There is something about the burqa that is provocative.

For the Muslim women who wear it, the head-to-toe covering is an article of faith designed to deflect the unwarranted attentions of men.

For many, it is a symbol of oppression and subservience: a manifestation if you will of the inequality of women among fundamentalist Muslims.

French president Nicolas Sarkozy says he is firmly in the latter category and his recent diatribes against the burqa have stirred up a controversial storm.

In a state of the nation-style address to the first joint sitting of both houses of France's parliament in 136 years, Sarkozy proclaimed: "The burqa is not welcome on the French Republic's territory. It is not what the French Republic wants for the dignity of women … we cannot accept in our country that women be prisoners behind a screen, cut off from society and all identity."

It is a populist sentiment in a majority that blames its minority for much of its woes.

Sarkozy and those likeminded think that women who wear the burqa have blindly rejected their rights to equality in the name of spirituality.

Poppycock.

If that is the case, Sarkozy should also lump monk’s robes, yarmulkes, headscarves, turbans, nun’s habits and other such religious attire to show evidence of his sincerity.

Modesty in dressing is a dictate of many religions, their offshoots and their orders.

Unless you live in the foothills of Afghanistan or a polygamous commune in America’s Midwest, the degree of severity is generally left to individual discretion, which is more often than not fashioned out of conventions, traditions and practice.

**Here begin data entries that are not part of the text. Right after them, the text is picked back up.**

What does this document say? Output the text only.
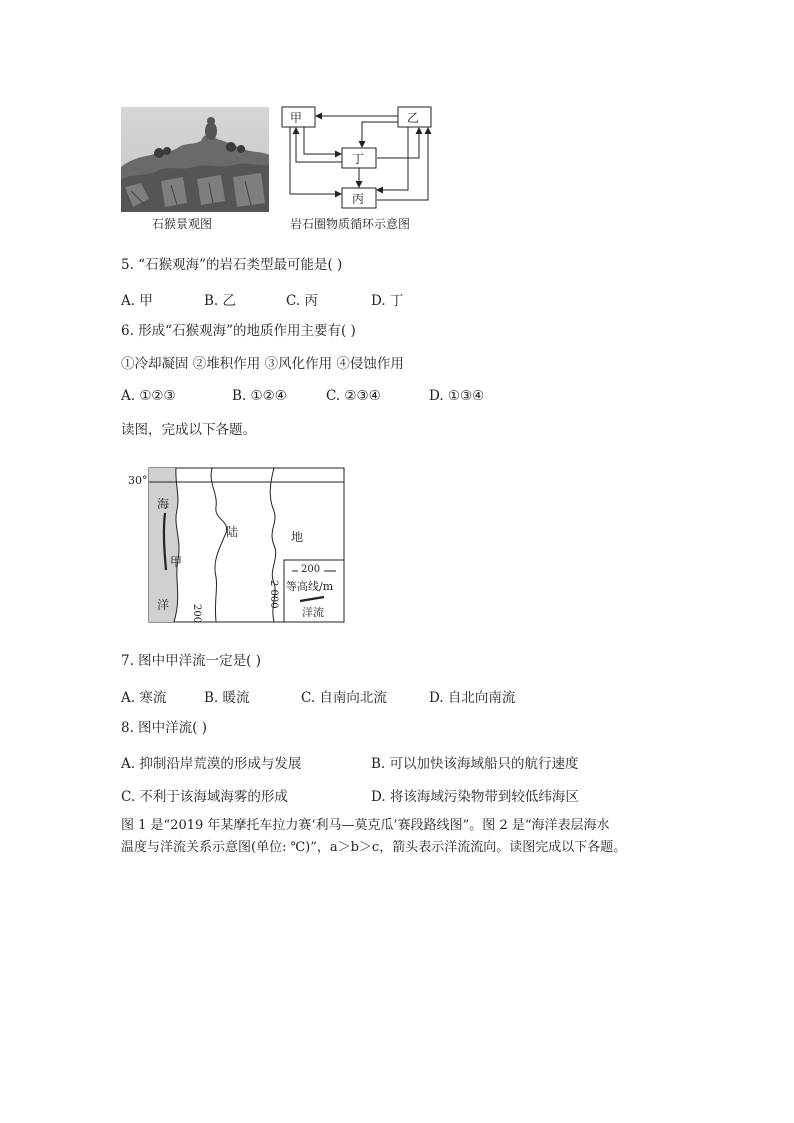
石猴景观图
甲	乙
丁
丙
岩石圈物质循环示意图
5. “石猴观海”的岩石类型最可能是( )
A. 甲	B. 乙	C. 丙	D. 丁
6. 形成“石猴观海”的地质作用主要有( )
①冷却凝固 ②堆积作用 ③风化作用 ④侵蚀作用
A. ①②③	B. ①②④	C. ②③④	D. ①③④
读图，完成以下各题。
30°
海
洋
甲
陆	地
200
2 000
200
等高线/m
洋流
7. 图中甲洋流一定是( )
A. 寒流	B. 暖流	C. 自南向北流	D. 自北向南流
8. 图中洋流( )
A. 抑制沿岸荒漠的形成与发展	B. 可以加快该海域船只的航行速度
C. 不利于该海域海雾的形成	D. 将该海域污染物带到较低纬海区
图 1 是“2019 年某摩托车拉力赛‘利马—莫克瓜’赛段路线图”。图 2 是“海洋表层海水
温度与洋流关系示意图(单位: ℃)”，a＞b＞c，箭头表示洋流流向。读图完成以下各题。
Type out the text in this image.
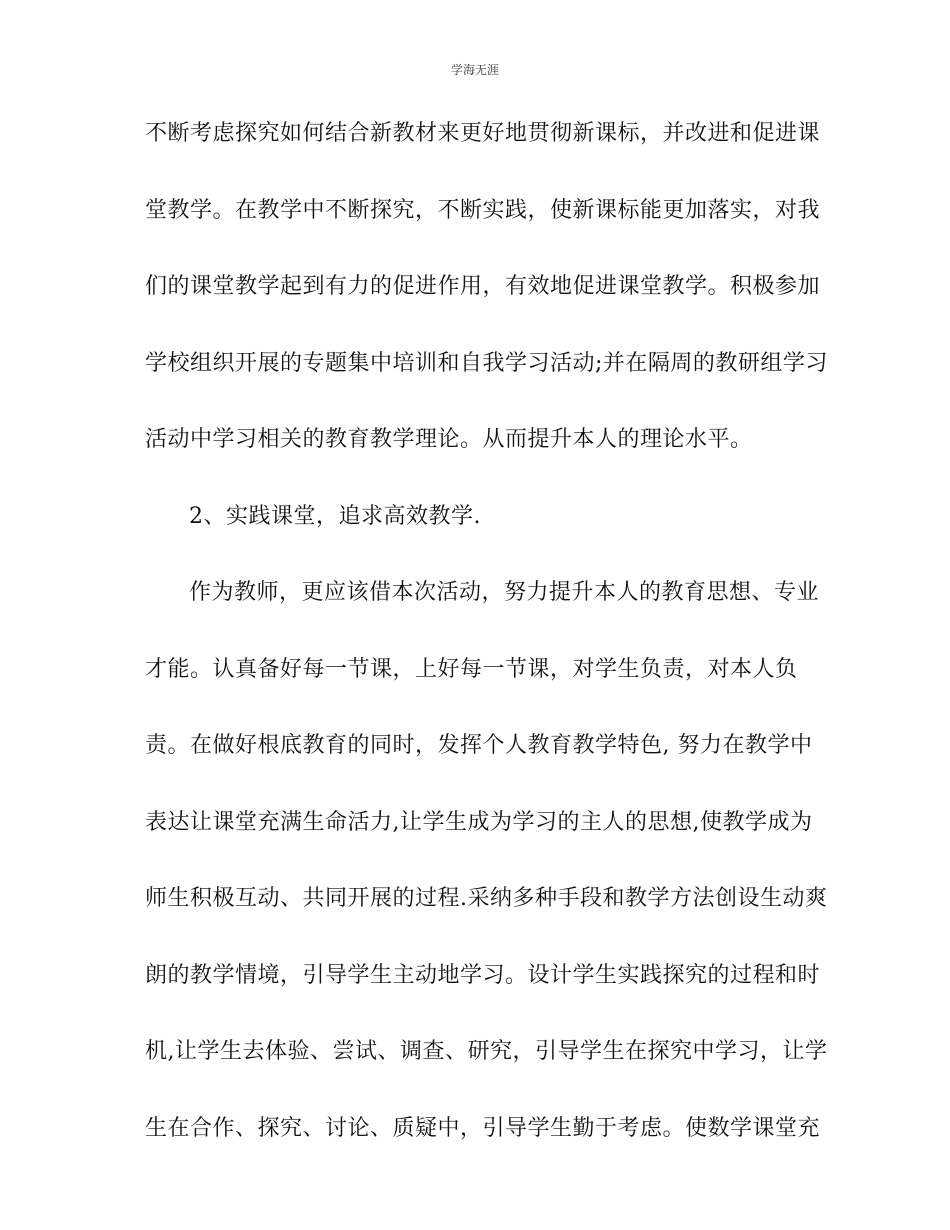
学海无涯
不断考虑探究如何结合新教材来更好地贯彻新课标，并改进和促进课
堂教学。在教学中不断探究，不断实践，使新课标能更加落实，对我
们的课堂教学起到有力的促进作用，有效地促进课堂教学。积极参加
学校组织开展的专题集中培训和自我学习活动;并在隔周的教研组学习
活动中学习相关的教育教学理论。从而提升本人的理论水平。
2、实践课堂，追求高效教学.
作为教师，更应该借本次活动，努力提升本人的教育思想、专业
才能。认真备好每一节课，上好每一节课，对学生负责，对本人负
责。在做好根底教育的同时，发挥个人教育教学特色, 努力在教学中
表达让课堂充满生命活力,让学生成为学习的主人的思想,使教学成为
师生积极互动、共同开展的过程.采纳多种手段和教学方法创设生动爽
朗的教学情境，引导学生主动地学习。设计学生实践探究的过程和时
机,让学生去体验、尝试、调查、研究，引导学生在探究中学习，让学
生在合作、探究、讨论、质疑中，引导学生勤于考虑。使数学课堂充
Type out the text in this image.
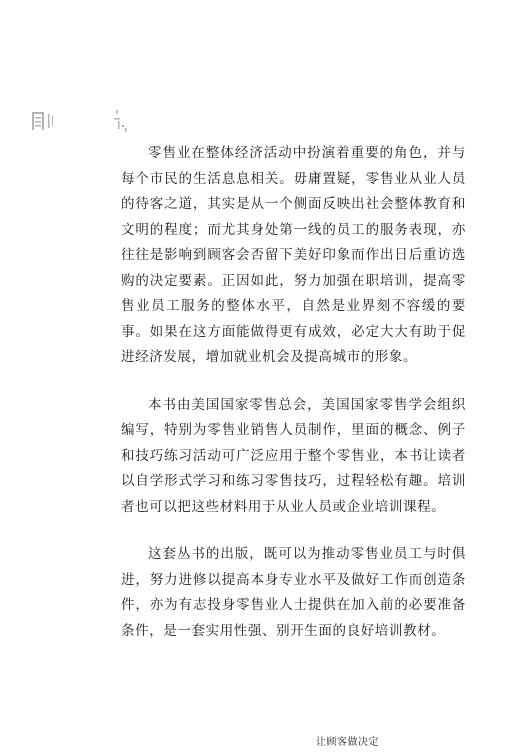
零售业在整体经济活动中扮演着重要的角色，并与每个市民的生活息息相关。毋庸置疑，零售业从业人员的待客之道，其实是从一个侧面反映出社会整体教育和文明的程度；而尤其身处第一线的员工的服务表现，亦往往是影响到顾客会否留下美好印象而作出日后重访选购的决定要素。正因如此，努力加强在职培训，提高零售业员工服务的整体水平，自然是业界刻不容缓的要事。如果在这方面能做得更有成效，必定大大有助于促进经济发展，增加就业机会及提高城市的形象。

本书由美国国家零售总会，美国国家零售学会组织编写，特别为零售业销售人员制作，里面的概念、例子和技巧练习活动可广泛应用于整个零售业，本书让读者以自学形式学习和练习零售技巧，过程轻松有趣。培训者也可以把这些材料用于从业人员或企业培训课程。

这套丛书的出版，既可以为推动零售业员工与时俱进，努力进修以提高本身专业水平及做好工作而创造条件，亦为有志投身零售业人士提供在加入前的必要准备条件，是一套实用性强、别开生面的良好培训教材。

让顾客做决定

Muslim women, with the exception of a minority, have always had options around the principles of purdah, which in Islam is an emphasis of modesty.

The proposed burqa ban takes away those options, denounces their spiritual beliefs and compromises their freedom of religion.

It makes a mockery of France’s secularism and brings to boil a seething intolerance of Islam that has thrived over decades of bias.

If anything, Sarkozy’s crusade to save the covered woman is counter-intuitive and will see an escalation of conflict between Islam and the West.

It will, as history has show in French-occupied Algeria, galvanize the disaffected to defy the orders.

There, French colonizers forcibly unveiled Algerian women to deter them from joining female guerrilla fighters. In protest, Algerian women took to the veil in large numbers to insult the occupiers.

France it seems has not learnt its lesson.

Sarkozy and his dress code cops can expect the same defiance today if they enforce the burqa ban.

Because in today’s pluralist society, telling people what they cannot do, generally concludes in them doing exactly that.